Entre 1978 e 1990, formou-se no Estado espanhol um importante movimento de solidariedade com a Revolução Sandinista, que, junto a outros movimentos, o inseriu em uma nova era de transformações sociais. Tentar explicar tudo isso em poucas linhas seria demasiado ousado. Aqui, serão apresentados apenas alguns apontamentos sobre os diferentes tipos de internacionalistas espanhóis que lutaram em território nicaraguense, seja contra a dinastia somocista, seja em apoio à Revolução Sandinista. Para isso, o artigo está dividido em duas partes principais: o período da luta armada contra Somoza (antes de 19 de julho de 1979) e o período do governo revolucionário da FSLN.

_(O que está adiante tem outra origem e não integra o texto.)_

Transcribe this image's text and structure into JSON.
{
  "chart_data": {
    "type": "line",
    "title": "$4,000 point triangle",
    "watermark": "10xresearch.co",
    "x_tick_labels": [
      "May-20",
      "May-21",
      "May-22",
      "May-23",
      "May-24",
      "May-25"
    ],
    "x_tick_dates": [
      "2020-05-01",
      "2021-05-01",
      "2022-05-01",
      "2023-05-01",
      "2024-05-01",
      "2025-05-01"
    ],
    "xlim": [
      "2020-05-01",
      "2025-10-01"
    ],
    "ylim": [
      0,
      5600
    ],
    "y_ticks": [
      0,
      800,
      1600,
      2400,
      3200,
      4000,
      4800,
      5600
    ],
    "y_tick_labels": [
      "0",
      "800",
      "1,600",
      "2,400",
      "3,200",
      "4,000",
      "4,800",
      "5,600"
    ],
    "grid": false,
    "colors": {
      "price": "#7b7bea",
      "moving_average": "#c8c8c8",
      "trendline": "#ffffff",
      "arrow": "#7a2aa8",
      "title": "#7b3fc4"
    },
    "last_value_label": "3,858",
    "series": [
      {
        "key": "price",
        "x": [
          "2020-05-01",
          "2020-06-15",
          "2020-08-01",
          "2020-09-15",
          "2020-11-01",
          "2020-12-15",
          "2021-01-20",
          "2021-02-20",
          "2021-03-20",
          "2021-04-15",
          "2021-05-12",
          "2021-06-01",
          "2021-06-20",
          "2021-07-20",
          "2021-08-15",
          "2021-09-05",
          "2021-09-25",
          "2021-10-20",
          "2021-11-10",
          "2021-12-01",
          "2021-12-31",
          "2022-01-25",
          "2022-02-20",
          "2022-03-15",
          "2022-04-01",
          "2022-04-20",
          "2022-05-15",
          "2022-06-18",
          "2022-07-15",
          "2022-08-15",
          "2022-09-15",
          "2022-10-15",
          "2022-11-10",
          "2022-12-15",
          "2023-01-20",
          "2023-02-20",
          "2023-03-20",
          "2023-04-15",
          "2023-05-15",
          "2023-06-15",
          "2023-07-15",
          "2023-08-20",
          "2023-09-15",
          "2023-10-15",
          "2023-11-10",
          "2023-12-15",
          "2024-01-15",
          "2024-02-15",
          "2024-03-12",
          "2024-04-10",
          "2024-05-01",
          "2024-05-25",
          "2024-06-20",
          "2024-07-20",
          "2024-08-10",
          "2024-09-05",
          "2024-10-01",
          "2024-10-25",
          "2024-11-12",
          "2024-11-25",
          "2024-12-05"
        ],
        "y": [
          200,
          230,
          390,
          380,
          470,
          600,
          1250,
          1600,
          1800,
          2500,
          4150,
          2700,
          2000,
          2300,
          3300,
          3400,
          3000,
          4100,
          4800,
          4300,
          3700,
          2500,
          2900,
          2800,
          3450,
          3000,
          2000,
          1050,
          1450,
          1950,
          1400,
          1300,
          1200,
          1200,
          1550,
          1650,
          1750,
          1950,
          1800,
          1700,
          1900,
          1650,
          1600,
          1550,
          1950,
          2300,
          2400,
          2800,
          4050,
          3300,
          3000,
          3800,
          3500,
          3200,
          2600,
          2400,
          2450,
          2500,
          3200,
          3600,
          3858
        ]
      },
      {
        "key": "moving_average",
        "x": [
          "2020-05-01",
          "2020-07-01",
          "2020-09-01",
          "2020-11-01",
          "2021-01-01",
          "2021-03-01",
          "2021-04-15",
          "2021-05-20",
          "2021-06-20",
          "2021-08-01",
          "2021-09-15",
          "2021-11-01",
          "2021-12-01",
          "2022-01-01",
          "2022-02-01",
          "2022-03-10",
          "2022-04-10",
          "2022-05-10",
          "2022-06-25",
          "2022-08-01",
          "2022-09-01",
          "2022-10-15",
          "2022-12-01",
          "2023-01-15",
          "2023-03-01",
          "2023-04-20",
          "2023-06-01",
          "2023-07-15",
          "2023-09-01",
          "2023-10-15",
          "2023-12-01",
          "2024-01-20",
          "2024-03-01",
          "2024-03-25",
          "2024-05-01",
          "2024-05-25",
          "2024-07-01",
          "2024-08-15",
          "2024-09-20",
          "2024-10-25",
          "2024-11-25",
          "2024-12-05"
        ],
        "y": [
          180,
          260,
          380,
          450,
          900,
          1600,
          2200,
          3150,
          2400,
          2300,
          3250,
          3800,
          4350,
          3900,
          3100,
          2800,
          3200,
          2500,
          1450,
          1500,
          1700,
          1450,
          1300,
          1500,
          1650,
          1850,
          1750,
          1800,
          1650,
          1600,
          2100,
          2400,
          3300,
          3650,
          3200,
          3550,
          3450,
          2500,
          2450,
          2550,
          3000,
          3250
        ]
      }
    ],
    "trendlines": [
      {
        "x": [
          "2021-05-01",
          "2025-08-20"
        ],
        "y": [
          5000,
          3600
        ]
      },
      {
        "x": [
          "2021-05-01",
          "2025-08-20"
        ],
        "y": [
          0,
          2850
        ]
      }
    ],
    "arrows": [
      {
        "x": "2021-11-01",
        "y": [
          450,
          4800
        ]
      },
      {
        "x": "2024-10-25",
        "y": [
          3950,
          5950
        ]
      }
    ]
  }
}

1. O fim da ditadura dos Somoza (1978-1979)
Grande parte da vocação religiosa católica espanhola durante a ditadura franquista foi enviada para missões na América Latina. Muitas freiras e sacerdotes, apesar de terem sido ordenados sob o Nacionalcatolicismo, adotaram posturas de denúncia social ao entrarem em contato com as privações das classes mais pobres da região. No caso da Nicarágua, Gaspar García Laviana foi enviado em 1969 para paróquias próximas à fronteira com a Costa Rica. Ele ingressou na FSLN no Natal de 1977 e foi assassinado pela Guarda Nacional em 11 de dezembro de 1978. Laviana tornou-se o principal exemplo do internacionalista para o sandinismo, tanto por sua condição religiosa quanto por sua decisão de pegar em armas.
Muitos outros sacerdotes espanhóis foram expulsos pela ditadura somocista. Alguns, como Antonio Sanjinés (de Bilbao), chegaram a ser capitães do Exército Popular Sandinista (EPS) nos anos 1980. Outros, como José Álvarez Lobo (asturiano), atuaram no apoio logístico, evacuando feridos sandinistas a partir da Costa Rica. Já Pedro María Belzunegui (navarro) foi expulso em 1978 após ser descoberto com um depósito de armas em sua paróquia.
Um caso emblemático foi o do madrilenho Ángel Barrajón, que, junto a Sanjinés, fundou o Movimento Cristão Revolucionário para mobilizar jovens contra Somoza. Expulso, ele organizou redes de solidariedade na Europa, enviando recursos cruciais para a resistência.
No Frente Sur (fronteira com a Costa Rica), onde Edén Pastora liderava a luta, chegaram espanhóis como Pedro Ariza, que, após ouvir Ernesto Cardenal na Alemanha, decidiu viajar para a Nicarágua e integrar-se ao EPS, lutando posteriormente em El Salvador com o FMLN.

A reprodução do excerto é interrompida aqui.